Patterns and Flexibility
Containing both a white and black Marubozu, the Bearish Kicking pattern will boast a gap in between the two. However, the pattern will also be considered true if a normal or long candlestick forms a null body gap. With this in mind, the Bearish Separating Lines pattern can be included under this name as a reversal pattern.
Behaviour of Trader
After this pattern is seen, traders will be aware that the market is likely to head downwards. Occurring during an uptrend, the Bearish Kicking starts with a white candlestick which suggests that the trend is set to continue. After opening below the previous day’s open, a gap is caused on the second day which suggests that the bears need to act.
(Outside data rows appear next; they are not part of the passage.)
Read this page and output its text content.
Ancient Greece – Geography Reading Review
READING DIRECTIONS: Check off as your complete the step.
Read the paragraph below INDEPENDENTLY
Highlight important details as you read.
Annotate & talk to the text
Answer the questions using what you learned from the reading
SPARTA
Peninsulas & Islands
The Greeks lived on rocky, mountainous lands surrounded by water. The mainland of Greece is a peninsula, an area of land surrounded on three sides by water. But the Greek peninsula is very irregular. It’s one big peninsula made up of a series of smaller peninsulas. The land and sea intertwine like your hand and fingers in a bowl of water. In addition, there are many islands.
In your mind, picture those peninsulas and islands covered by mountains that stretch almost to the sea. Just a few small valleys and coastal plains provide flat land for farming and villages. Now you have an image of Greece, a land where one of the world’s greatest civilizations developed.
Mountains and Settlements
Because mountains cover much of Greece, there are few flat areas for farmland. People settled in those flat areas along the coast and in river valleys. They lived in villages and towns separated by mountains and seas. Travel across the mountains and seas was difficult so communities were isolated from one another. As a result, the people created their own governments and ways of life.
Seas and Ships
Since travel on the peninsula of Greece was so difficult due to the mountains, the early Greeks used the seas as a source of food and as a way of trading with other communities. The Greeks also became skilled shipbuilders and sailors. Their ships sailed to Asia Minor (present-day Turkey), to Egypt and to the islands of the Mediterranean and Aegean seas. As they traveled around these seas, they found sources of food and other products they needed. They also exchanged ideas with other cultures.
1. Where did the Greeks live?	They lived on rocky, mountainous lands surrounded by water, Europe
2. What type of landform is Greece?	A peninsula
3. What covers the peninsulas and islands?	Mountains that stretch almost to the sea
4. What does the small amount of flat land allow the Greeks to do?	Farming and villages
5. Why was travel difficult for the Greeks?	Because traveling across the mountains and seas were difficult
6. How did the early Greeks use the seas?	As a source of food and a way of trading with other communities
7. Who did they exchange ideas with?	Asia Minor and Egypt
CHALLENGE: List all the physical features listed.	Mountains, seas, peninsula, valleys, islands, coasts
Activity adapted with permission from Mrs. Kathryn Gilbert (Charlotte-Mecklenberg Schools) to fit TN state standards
On the second day, a black candlestick is formed and the market tumbles down.
Sell/Stop Loss Levels
For there to be confirmation, the prices will have to cross below the stop loss level which, in this pattern, is considered as the last close. Additionally, the stop loss is seen as the last high. If the prices rise following the bearish signal, the stop loss will be triggered if there are two days of highs above the stop loss level assuming that there is no bullish pattern.